I was reminded of my complaints about the Argonians, the lizard people, in Oblivion, who, apart from being scaly and having lizard faces, are treated really no differently from the humans in Oblivion societies--they have exactly the same scope of personalities and culture. I know why Bethesda can't let lizard people be lizard people--a weird, misguided sense of political correctness that insists that any alien or faerie creature must be a metaphor for a human ethnic group and any suggestion that monsters and aliens have fundamentally different brains from humans is racist.

The quote from The Satanic Verses doesn't seem to me to be calling "The Mutants" racist, and I didn't find "The Mutants" to be particularly racist or anti-racist, unless the idea is to suggest black people are one day going to change into omnipotent, rainbow coloured glowing beings.

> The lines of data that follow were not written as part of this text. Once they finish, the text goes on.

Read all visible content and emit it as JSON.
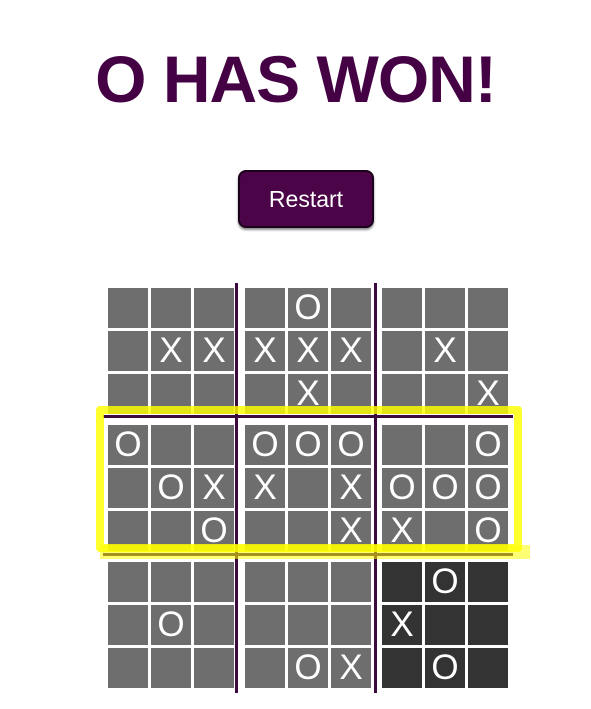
{
  "title": "O HAS WON!",
  "restart_label": "Restart",
  "winner": "O",
  "winning_row": 1,
  "colors": {
    "title": "#440144",
    "button_bg": "#4a0447",
    "cell": "#6e6e6e",
    "active_cell": "#333333",
    "divider": "#3c0a3c",
    "highlight": "#ffff00"
  },
  "board": [
    [
      {
        "cells": [
          "",
          "",
          "",
          "",
          "X",
          "X",
          "",
          "",
          ""
        ],
        "active": false
      },
      {
        "cells": [
          "",
          "O",
          "",
          "X",
          "X",
          "X",
          "",
          "X",
          ""
        ],
        "active": false
      },
      {
        "cells": [
          "",
          "",
          "",
          "",
          "X",
          "",
          "",
          "",
          "X"
        ],
        "active": false
      }
    ],
    [
      {
        "cells": [
          "O",
          "",
          "",
          "",
          "O",
          "X",
          "",
          "",
          "O"
        ],
        "active": false
      },
      {
        "cells": [
          "O",
          "O",
          "O",
          "X",
          "",
          "X",
          "",
          "",
          "X"
        ],
        "active": false
      },
      {
        "cells": [
          "",
          "",
          "O",
          "O",
          "O",
          "O",
          "X",
          "",
          "O"
        ],
        "active": false
      }
    ],
    [
      {
        "cells": [
          "",
          "",
          "",
          "",
          "O",
          "",
          "",
          "",
          ""
        ],
        "active": false
      },
      {
        "cells": [
          "",
          "",
          "",
          "",
          "",
          "",
          "",
          "O",
          "X"
        ],
        "active": false
      },
      {
        "cells": [
          "",
          "O",
          "",
          "X",
          "",
          "",
          "",
          "O",
          ""
        ],
        "active": true
      }
    ]
  ]
}
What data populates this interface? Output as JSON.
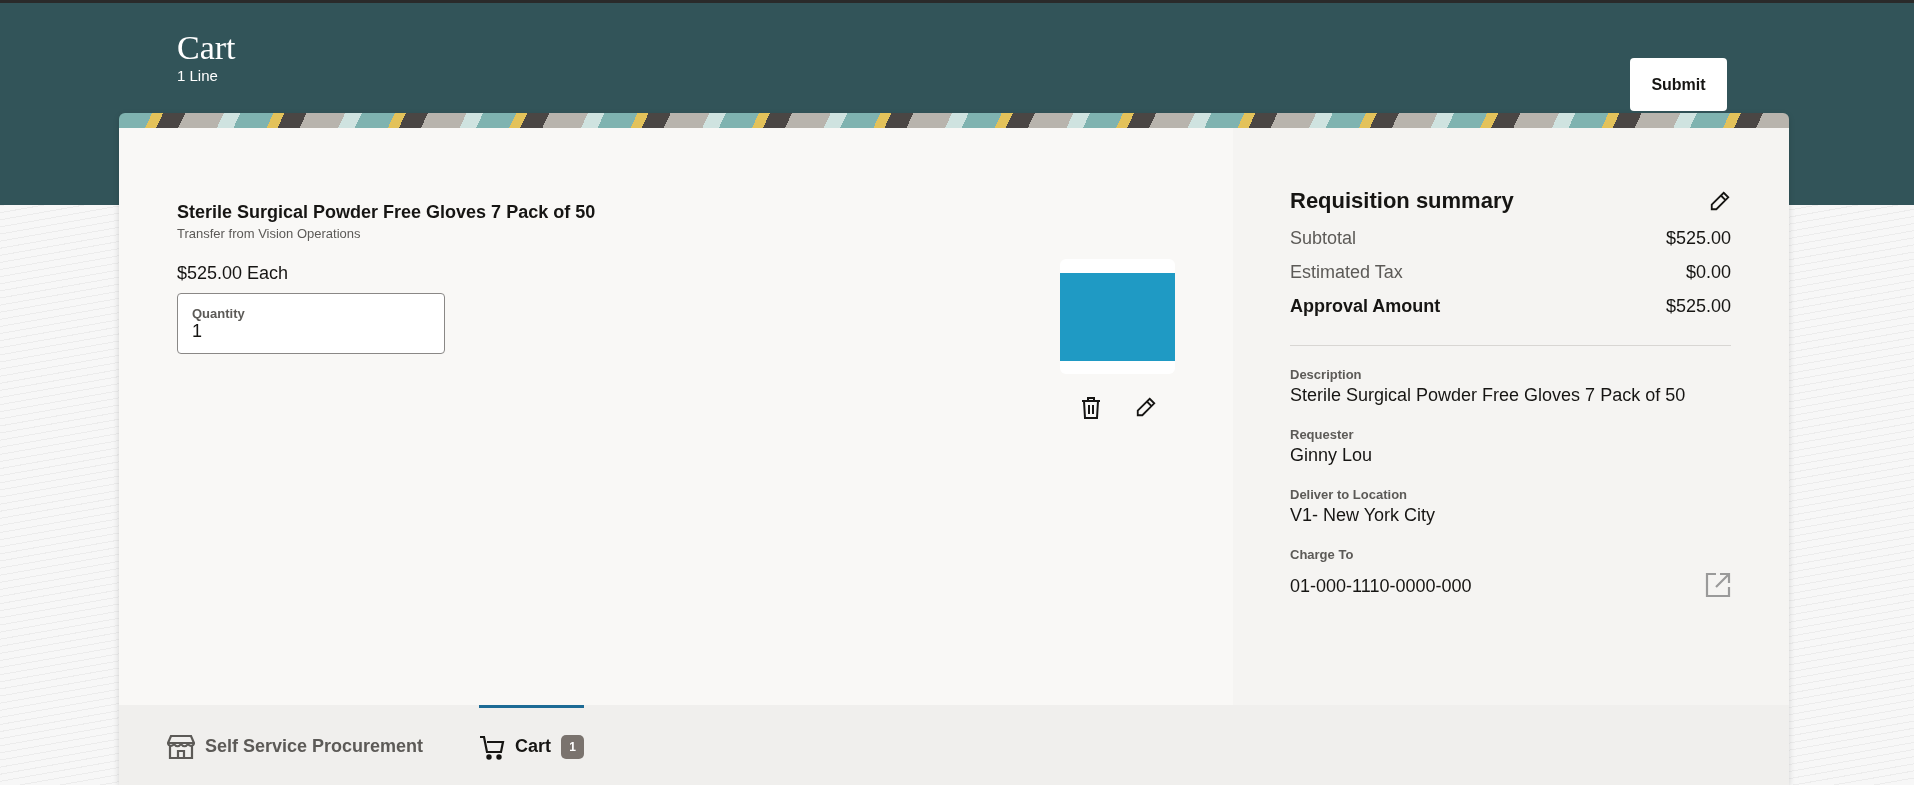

The serial isn't one of the better Doctor Who serials I've seen, but I loved the idea of a sentient race that goes through a life cycle beginning with a larval state that looks human, a pupae state that looks like a giant bug, and a final state that's something else all together. Though that final state ended up being a bit cheesy--I'd rather like to see the serial remade by David Cronenberg, graphically showing bug parts appearing on the people and ending up with them as terrifically powerful, naked, screeching, radioactive motherfuckers.